During the first few months of college I had a burning urge to reach high school popularity. That doesn’t exactly make sense– I know– because how can I be high school popular at a university, right? Well, the goal was simple: befriend people who I thought would have been high school popular, just to get a taste of what my life could have been. There was one step I had to take to social climb.
It was mirroring.
Essentially, if I imitated the behavior, mindset, and look of the girls I wanted to be, I would fit in nicely with the groups I’d never gotten along with. For those two months it worked, and I even acquired a pseudonym to reflect my new personality– Luna.
Being in a suburban high school teen-movie clique was exactly what I had expected it to be like: drinking, drugs, drama, and a boyfriend who drove a BMW. As delicious and cinematic as it’d seem at the table-read of a John Hughes script, to no one’s surprise I was woefully unhappy with the people I surrounded myself with. I was going to social events I wasn’t interested in with people I didn’t care about and quite frankly it sucked.
I’ve always been bad at following through on things I start, but this is the only time in which I actually believe it helped my well-being. Ultimately, I stopped mirroring them, and (to no one’s surprise) they stopped liking me. I quickly found myself having to find another group of friends and they ended up being much better and much more accepting of Eloise rather the lesser “Luna”.
I preface everything like this because I feel I’ve achieved a newfound college social status that I would like to coin as effortless popularity. I’ve begun to meet people with a candid what-you-see-is-what-you-get honesty, and it seems that the people who surround themselves around me have developed an appreciation for it.
I’ve been hanging around in my friend Cameron Daley’s room a lot lately (he’s Raza’s best friend, for those of you who know who that is) and I’ve gotten a lot closer with his roommates Dorian and Andres because of it. We live in the same hall, so transportation is easy, and although Cameron and Andres don’t get along very well, Andres has really taken a liking to me.
That brings us to Saturday. I was having a movie night with some friends in the lounge of Neegan Hall, when all of a sudden I got a text from Andres. He was inviting me to a party. Keep in mind, Andres is a sophomore, so I’m squealing internally to be getting an invitation from an upperclassman to go with his upperclassmen friends to an upperclassman party. I accept, and he pulls up to Neegan in a minivan, gesturing me to sit shotgun. It was snowy and the windows were fogged up, so when I entered the car I didn’t expect to see 5 people sitting behind me.

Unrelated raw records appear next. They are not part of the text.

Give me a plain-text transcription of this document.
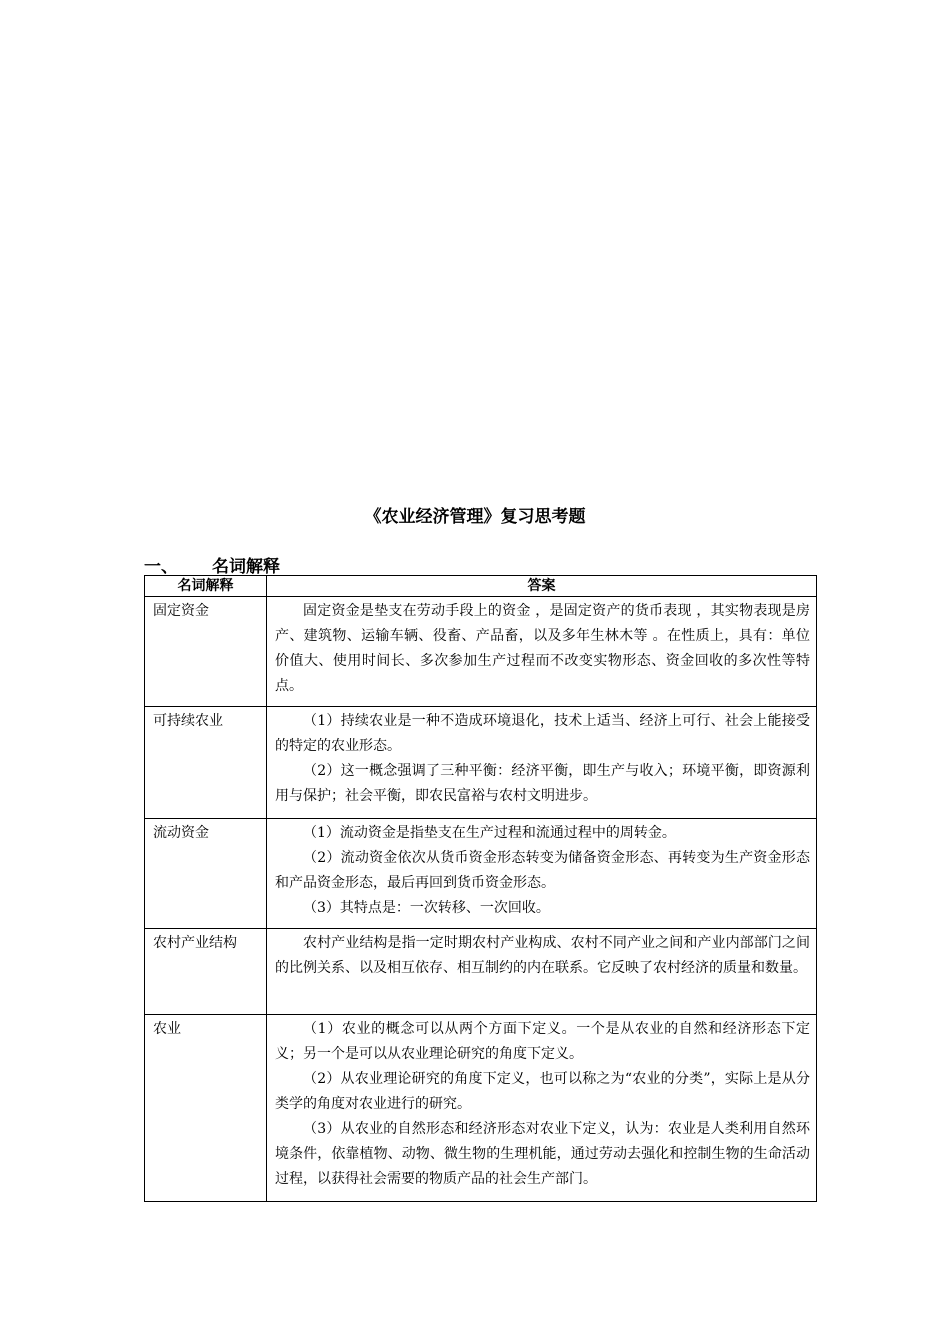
《农业经济管理》复习思考题
一、 名词解释
名词解释	答案
固定资金	固定资金是垫支在劳动手段上的资金 ，是固定资产的货币表现 ，其实物表现是房产、建筑物、运输车辆、役畜、产品畜，以及多年生林木等 。在性质上，具有：单位价值大、使用时间长、多次参加生产过程而不改变实物形态、资金回收的多次性等特点。

可持续农业	（1）持续农业是一种不造成环境退化，技术上适当、经济上可行、社会上能接受的特定的农业形态。

（2）这一概念强调了三种平衡：经济平衡，即生产与收入；环境平衡，即资源利用与保护；社会平衡，即农民富裕与农村文明进步。

流动资金	（1）流动资金是指垫支在生产过程和流通过程中的周转金。

（2）流动资金依次从货币资金形态转变为储备资金形态、再转变为生产资金形态和产品资金形态，最后再回到货币资金形态。

（3）其特点是：一次转移、一次回收。

农村产业结构	农村产业结构是指一定时期农村产业构成、农村不同产业之间和产业内部部门之间的比例关系、以及相互依存、相互制约的内在联系。它反映了农村经济的质量和数量。

农业	（1）农业的概念可以从两个方面下定义。一个是从农业的自然和经济形态下定义；另一个是可以从农业理论研究的角度下定义。

（2）从农业理论研究的角度下定义，也可以称之为“农业的分类”，实际上是从分类学的角度对农业进行的研究。

（3）从农业的自然形态和经济形态对农业下定义，认为：农业是人类利用自然环境条件，依靠植物、动物、微生物的生理机能，通过劳动去强化和控制生物的生命活动过程，以获得社会需要的物质产品的社会生产部门。
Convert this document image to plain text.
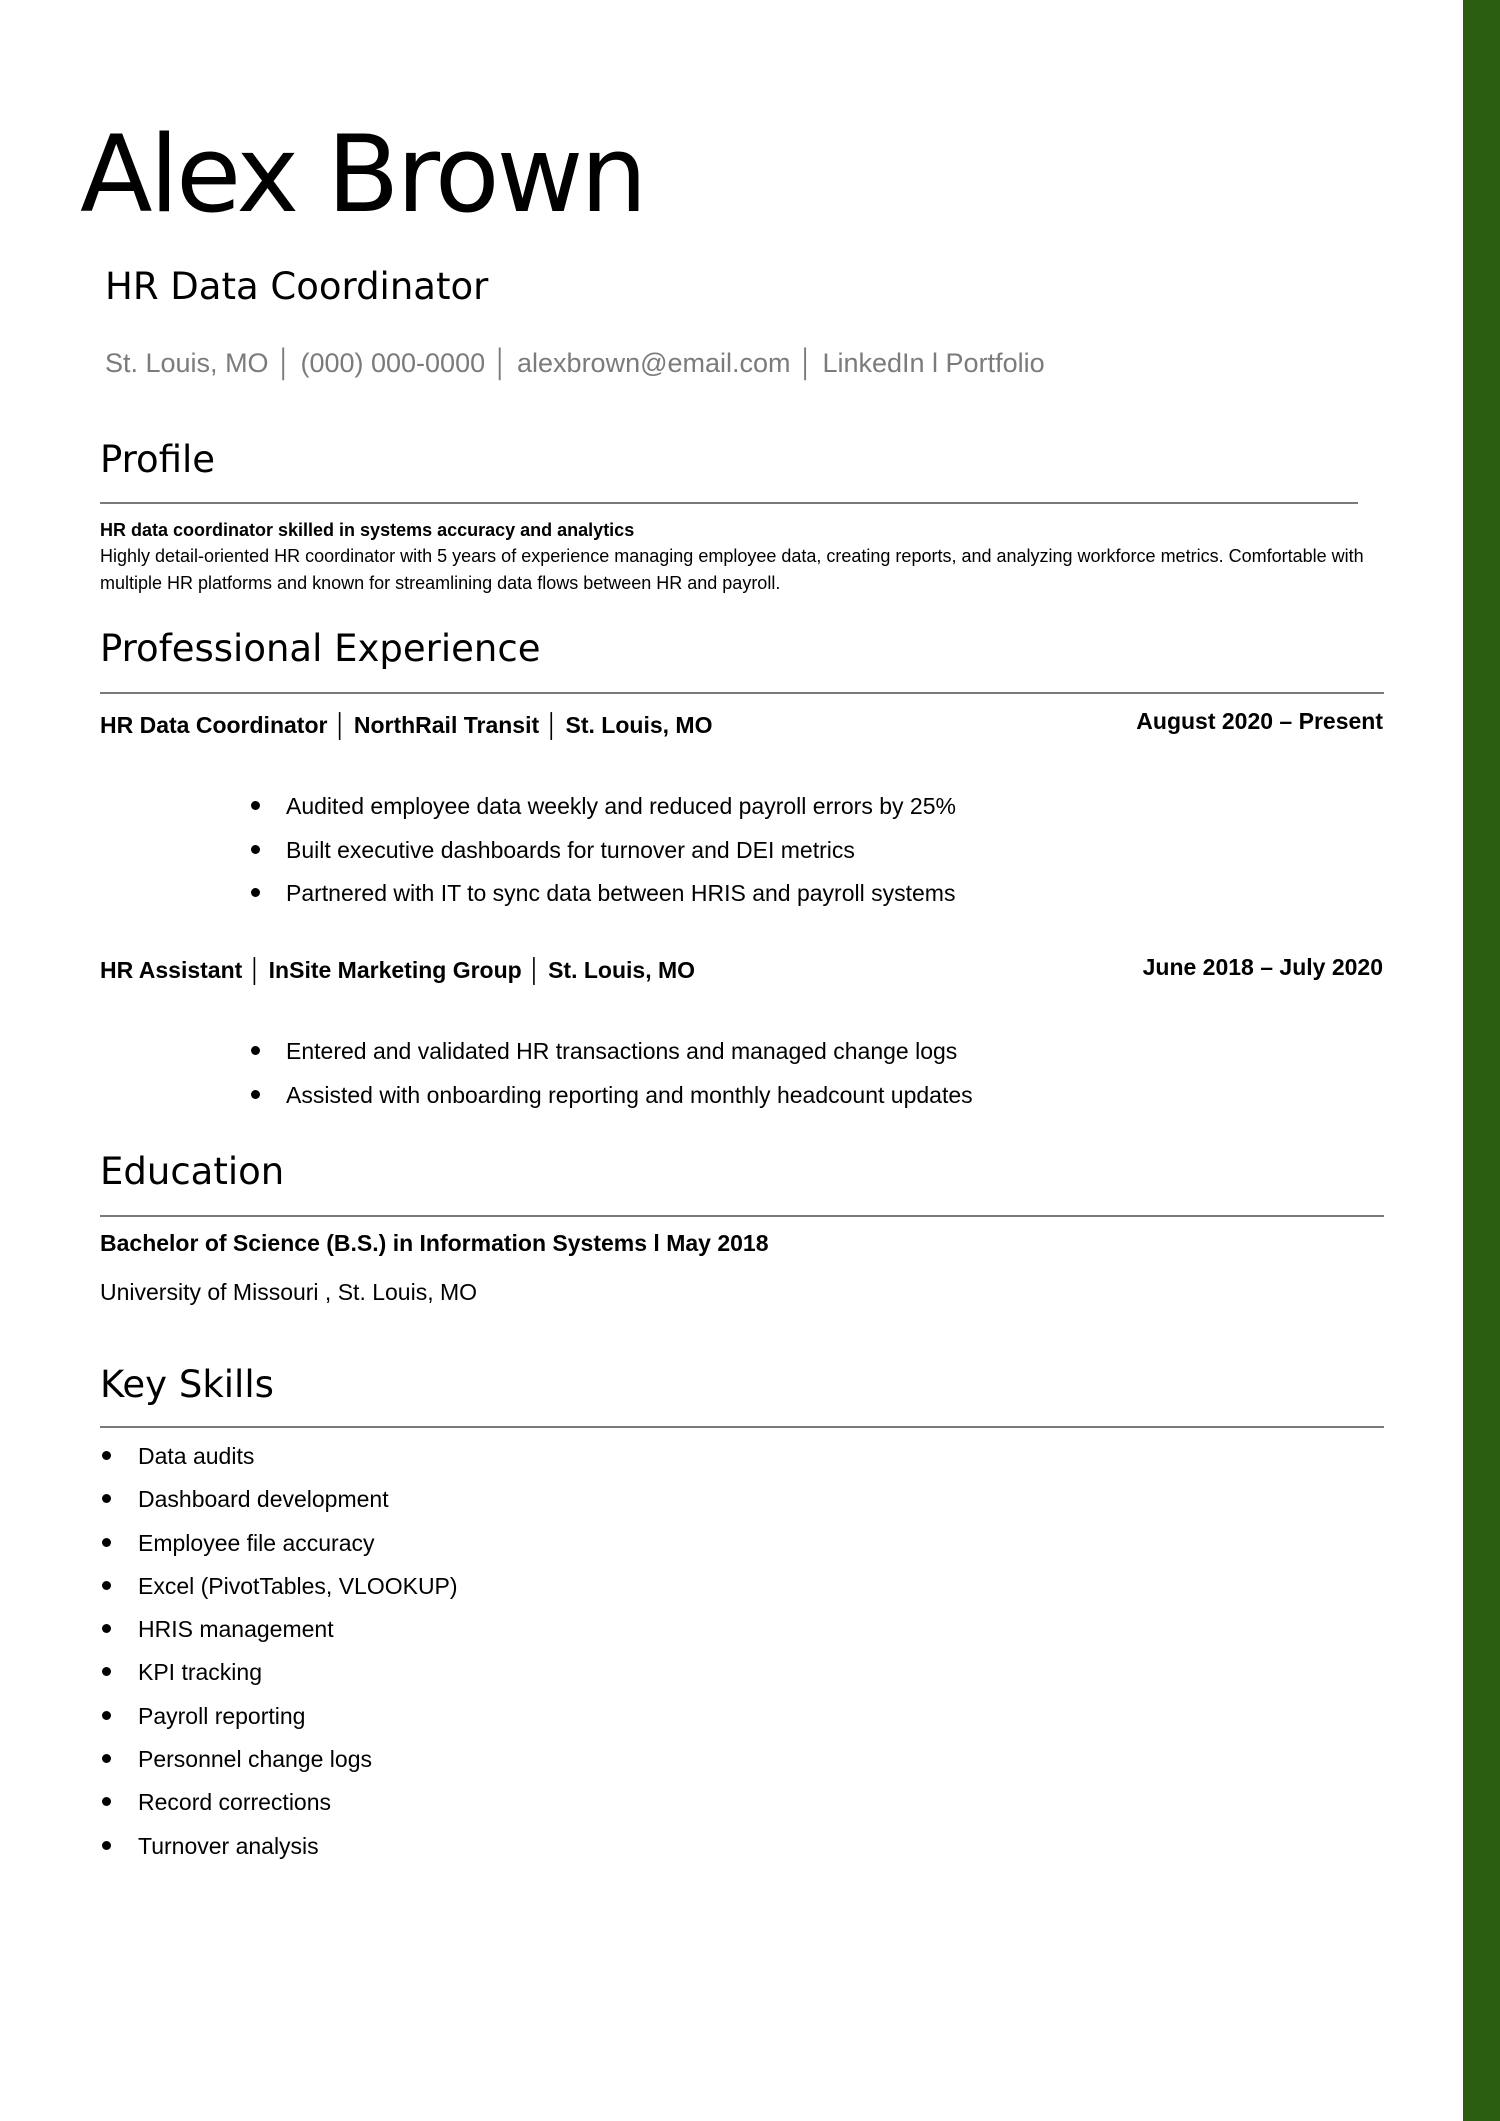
Alex Brown
HR Data Coordinator
St. Louis, MO │ (000) 000-0000 │ alexbrown@email.com │ LinkedIn l Portfolio
Profile
HR data coordinator skilled in systems accuracy and analytics
Highly detail-oriented HR coordinator with 5 years of experience managing employee data, creating reports, and analyzing workforce metrics. Comfortable with multiple HR platforms and known for streamlining data flows between HR and payroll.
Professional Experience
HR Data Coordinator │ NorthRail Transit │ St. Louis, MO	August 2020 – Present
Audited employee data weekly and reduced payroll errors by 25%
Built executive dashboards for turnover and DEI metrics
Partnered with IT to sync data between HRIS and payroll systems
HR Assistant │ InSite Marketing Group │ St. Louis, MO	June 2018 – July 2020
Entered and validated HR transactions and managed change logs
Assisted with onboarding reporting and monthly headcount updates
Education
Bachelor of Science (B.S.) in Information Systems l May 2018
University of Missouri , St. Louis, MO
Key Skills
Data audits
Dashboard development
Employee file accuracy
Excel (PivotTables, VLOOKUP)
HRIS management
KPI tracking
Payroll reporting
Personnel change logs
Record corrections
Turnover analysis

I was nervous at first. I suspected that he intentionally saved the front passenger seat for me, and so these people were probably aching to see who the freshman Andres dragged along was like. Quietly, I sank into the chair and thought about how I can mirror them so that they would start to like me.
Suddenly I hear a voice say my name.
“Luna! Do you go by Luna or Eloise? I’ve heard both.”
Dominique DuPont was sitting in the middle of the second row. She was everything I’d ever wanted to be– classy, elegant, naturally beautiful– and I’d seen her around campus looking regal as ever in her signature heels, jeans, and blouse topped with a chic updo. There she was, in the row behind me. Suddenly, she was so accessible. When I turn to face her, she smiles sweetly.
I tell her that I go by Luna (I’ve got to do it for consistency’s sake), realize that she knows my name, and think how simple it would have been to have just been myself from the start. I didn’t need to be high school popular, because high school popularity is overrated and stupid. College’s effortless popularity was so much cooler because I got to be myself, hang around people like Dominique DuPont who ooze grace and self-respect, and be treated with kindness and dignity.
The party was an intimate gathering between a few people, and where, in my old friend group, I would have been ignored and pushed aside, people were actively engaging me in activities. They wanted me there. I was wanted. There was no pressure to be someone else because they were all interested in the real me. Music was pumping loudly through the speakers, everyone was laughing, and it was the first time I genuinely felt at home at my school. Dominique grabbed my hand and lead me to the center of the room. She twirled me. While we danced, I forgot about the drama, the peer pressure, the backstabbing, and the pandemonium of my first few months of college. Instead, all I kept thinking was, I’m so so happy.